Dia 21 • Wat je zou kunnen zien: praten over het trauma • de hele tijd praten over bepaalde gebeurtenissen; • het onderwerp uit het niets aanvoeren in een gesprek; • verward zijn of zich vergissen over details; • zich alleen flarden herinneren van wat er gebeurd is; • vermijden om te praten over alles dat enigszins gerelateerd is aan de traumatische gebeurtenissen.

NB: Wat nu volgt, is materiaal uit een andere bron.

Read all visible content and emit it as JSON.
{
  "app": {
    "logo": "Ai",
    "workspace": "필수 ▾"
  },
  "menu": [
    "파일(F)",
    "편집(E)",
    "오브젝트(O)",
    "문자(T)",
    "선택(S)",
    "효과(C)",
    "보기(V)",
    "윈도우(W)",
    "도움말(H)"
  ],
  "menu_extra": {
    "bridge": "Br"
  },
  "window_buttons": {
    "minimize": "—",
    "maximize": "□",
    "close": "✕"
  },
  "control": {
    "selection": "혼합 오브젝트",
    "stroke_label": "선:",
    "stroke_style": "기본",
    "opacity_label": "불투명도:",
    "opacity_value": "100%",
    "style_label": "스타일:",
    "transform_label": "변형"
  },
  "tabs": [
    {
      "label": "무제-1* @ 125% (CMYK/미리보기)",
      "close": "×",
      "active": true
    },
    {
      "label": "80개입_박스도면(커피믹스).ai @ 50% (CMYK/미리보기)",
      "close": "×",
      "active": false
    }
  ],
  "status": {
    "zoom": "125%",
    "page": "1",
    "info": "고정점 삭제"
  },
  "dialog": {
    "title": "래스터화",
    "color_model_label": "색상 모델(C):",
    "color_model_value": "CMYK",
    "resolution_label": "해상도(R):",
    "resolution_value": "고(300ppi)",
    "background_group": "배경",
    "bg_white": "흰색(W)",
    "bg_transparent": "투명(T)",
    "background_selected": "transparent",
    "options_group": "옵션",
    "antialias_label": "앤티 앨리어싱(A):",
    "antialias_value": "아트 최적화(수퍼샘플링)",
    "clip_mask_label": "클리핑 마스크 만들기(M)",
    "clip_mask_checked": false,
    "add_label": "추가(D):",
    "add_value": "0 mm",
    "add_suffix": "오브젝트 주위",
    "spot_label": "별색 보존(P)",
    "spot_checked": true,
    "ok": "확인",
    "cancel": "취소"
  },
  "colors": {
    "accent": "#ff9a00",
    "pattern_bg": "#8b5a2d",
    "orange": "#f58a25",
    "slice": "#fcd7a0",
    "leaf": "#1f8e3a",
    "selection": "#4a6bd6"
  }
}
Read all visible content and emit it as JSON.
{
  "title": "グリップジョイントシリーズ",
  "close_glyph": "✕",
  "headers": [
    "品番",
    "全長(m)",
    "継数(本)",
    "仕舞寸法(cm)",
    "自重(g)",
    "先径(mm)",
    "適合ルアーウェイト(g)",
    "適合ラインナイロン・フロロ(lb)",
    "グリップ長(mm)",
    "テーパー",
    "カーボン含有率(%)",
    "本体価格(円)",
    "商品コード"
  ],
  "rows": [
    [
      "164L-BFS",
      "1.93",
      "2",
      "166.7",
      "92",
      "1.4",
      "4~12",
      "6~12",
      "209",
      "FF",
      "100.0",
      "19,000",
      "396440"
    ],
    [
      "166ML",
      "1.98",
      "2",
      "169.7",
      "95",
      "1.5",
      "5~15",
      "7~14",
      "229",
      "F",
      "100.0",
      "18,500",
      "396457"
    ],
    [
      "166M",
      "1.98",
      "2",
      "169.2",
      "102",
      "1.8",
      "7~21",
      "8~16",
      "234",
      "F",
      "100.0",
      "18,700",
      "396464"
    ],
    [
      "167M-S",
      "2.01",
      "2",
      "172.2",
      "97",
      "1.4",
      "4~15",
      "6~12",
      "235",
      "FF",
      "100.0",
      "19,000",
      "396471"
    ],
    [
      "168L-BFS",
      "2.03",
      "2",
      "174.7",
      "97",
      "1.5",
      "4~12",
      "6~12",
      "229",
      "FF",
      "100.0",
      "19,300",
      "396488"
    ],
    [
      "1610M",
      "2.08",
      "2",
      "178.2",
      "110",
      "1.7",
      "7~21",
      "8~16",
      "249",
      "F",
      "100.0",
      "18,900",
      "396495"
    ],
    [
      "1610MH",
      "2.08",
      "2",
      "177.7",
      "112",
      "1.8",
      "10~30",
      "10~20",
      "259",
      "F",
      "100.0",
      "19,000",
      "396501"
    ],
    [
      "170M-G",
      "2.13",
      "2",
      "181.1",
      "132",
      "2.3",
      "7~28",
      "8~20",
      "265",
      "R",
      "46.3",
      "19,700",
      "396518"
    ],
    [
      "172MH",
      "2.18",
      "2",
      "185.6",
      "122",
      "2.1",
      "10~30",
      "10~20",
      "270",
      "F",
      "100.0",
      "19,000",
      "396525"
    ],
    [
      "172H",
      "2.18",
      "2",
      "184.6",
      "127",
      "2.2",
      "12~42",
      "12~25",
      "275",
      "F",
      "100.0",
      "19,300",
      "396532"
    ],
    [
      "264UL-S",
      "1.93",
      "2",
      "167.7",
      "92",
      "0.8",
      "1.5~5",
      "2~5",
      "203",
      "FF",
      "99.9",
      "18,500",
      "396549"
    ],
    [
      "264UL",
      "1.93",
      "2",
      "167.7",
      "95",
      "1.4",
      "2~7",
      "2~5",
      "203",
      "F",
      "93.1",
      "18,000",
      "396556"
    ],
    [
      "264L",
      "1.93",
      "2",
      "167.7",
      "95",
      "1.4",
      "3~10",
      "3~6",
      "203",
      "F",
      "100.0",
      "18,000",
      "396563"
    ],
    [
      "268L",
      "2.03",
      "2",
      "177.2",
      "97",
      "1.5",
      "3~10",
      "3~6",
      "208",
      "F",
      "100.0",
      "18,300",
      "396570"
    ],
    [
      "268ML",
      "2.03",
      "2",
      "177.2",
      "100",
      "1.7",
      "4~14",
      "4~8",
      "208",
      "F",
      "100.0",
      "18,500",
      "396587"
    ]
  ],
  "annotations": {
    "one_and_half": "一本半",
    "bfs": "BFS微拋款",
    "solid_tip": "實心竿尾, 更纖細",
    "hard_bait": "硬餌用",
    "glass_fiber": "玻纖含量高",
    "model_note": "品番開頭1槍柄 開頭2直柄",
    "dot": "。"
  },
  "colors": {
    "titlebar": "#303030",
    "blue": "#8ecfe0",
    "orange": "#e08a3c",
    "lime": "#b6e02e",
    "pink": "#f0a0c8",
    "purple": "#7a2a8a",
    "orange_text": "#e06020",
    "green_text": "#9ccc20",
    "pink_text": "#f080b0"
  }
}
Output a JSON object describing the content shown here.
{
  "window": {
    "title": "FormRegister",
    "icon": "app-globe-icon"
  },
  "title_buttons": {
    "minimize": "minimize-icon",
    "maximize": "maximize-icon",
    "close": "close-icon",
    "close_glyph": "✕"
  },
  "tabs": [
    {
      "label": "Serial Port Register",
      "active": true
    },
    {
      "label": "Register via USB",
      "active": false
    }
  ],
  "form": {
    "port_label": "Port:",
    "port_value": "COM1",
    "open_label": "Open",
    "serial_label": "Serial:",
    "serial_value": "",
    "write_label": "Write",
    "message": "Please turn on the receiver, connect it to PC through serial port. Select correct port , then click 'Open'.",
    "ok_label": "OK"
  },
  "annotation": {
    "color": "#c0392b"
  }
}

Dia22 • Het verhaal van Marja • Marja is uit huis geplaatst nadat haar zeventienjarige moeder haar naar de spoedeisende hulp heeft gebracht. Marja was bewusteloos en had gebroken armen en blauwe plekken. • Marja en haar moeder Angela woonden bij Remy, de gewelddadige vriend van haar moeder. • Recentelijk hebben Angela en Marja korte tijd gewoond in een opvanghuis voor slachtoffers van huiselijk geweld. • Angela zegt dat Marja in het opvanghuis gewond is geraakt.
Dia 23 • Marja’s reactie op het trauma (groepsactiviteit) • Marja wordt midden in de nacht huilend wakker. • Ze schrikt snel van harde geluiden. • Ze wringt zich los als ze wordt vastgehouden. • Zemaaktgeenoogcontact. • Ze schreeuwt het uit, als ze mee moet naar de dokter.
Dia 24 • Het verhaal van Danny • Danny groeide op bij ruziemakende ouders. • Hij probeerde zijn ouders af te leiden door grapjes te maken. • Zijn moeder weigerde zijn vader te verlaten. • Hij is uit huis geplaatst nadat hij heeft geprobeerd tijdens een ruzie tussenbeide te komen. Hij werd toen ernstig mishandeld door zijn vader.
Dia 25 • Danny’s reactie op het trauma (groepsactiviteit) • Danny is niet geïnteresseerd in school en maakt grappen in de klas. • Hij spijbelt vaak om te roken en drinken met vrienden in een park in de buurt. • Hij heeft plotselinge uitbarstingen van geweld: onlangs sloeg hij een jongen in elkaar die hij een meisje zag duwen.
Dia 26 • De reactie van mijn kind op het trauma (groepsactiviteit) • Hyperarousal? • Terugtrekking? • Herbeleving? • Reageren als een jonger kind? • Reacties op dingen die herinneren aan het trauma?
Dia27 • Herstellen van een trauma: de rol van veerkracht • Veerkracht is het vermogen te herstellen van traumatische gebeurtenissen. • Veerkrachtige kinderen zien zichzelf als veilig, capabel en geliefd.
Dia 28 • Uitspraak • Elie Wiesel (auteur, activist en overlevende van de holocaust): ‘Zoals wanhoop bij iemand alleen kan ontstaan door andere mensen, zo kan hoop ook alleen gegeven worden door andere mensen.’
Dia 29 • Veerkracht vergroten • Factoren die veerkracht kunnen vergroten zijn: • een sterke relatie met op zijn minst één competente, verzorgende volwassene; • een gevoel van verbondenheid met een positief rolmodel of een positieve mentor; • de beschikking over talenten die gestimuleerd en gewaardeerd worden; • het ervaren van enige vorm van controle over het eigen leven; • het gevoel hebben deel uit te maken van een bepaalde gemeenschap, groep of een groter geheel.
Dia30 • Veerkracht herkennen: Marja • Marja is in staat haar behoeften te uiten door te huilen; ze heeft het nog niet opgegeven. • Ze kan troost vinden bij haar flesje. • Ze reageert positief op muziek en heeft geleerd dat ze daarop kan vertrouwen. • Ze begint haar tante te vertrouwen en geniet ervan bij haar te zijn.
Dia31 • Veerkracht herkennen: Danny • Dany is gehecht en loyaal aan zijn moeder. • Hij is getalenteerd als entertainer, grappenmaker. • Hij onderhoudt vriendschappen met leeftijdgenoten. • Hij heeft gevoel voor rechtvaardigheid en wil de dingen in de wereld rechtzetten. • Hij ervaart empathie, vooral tegenover vrouwen die in gevaar verkeren.
Dia 32 • Veerkracht herkennen: mijn kind (groepsactiviteit) • Welke krachten of talenten kun jij stimuleren? • Welke mensen dienden als rolmodel? • Welke mensen dienden als bron van kracht of troost? • Wat ziet jouw kind als dingen waarover hij of zij controle heeft? • Aan welke clubs of organisaties in de samenleving kan het kind deelnemen?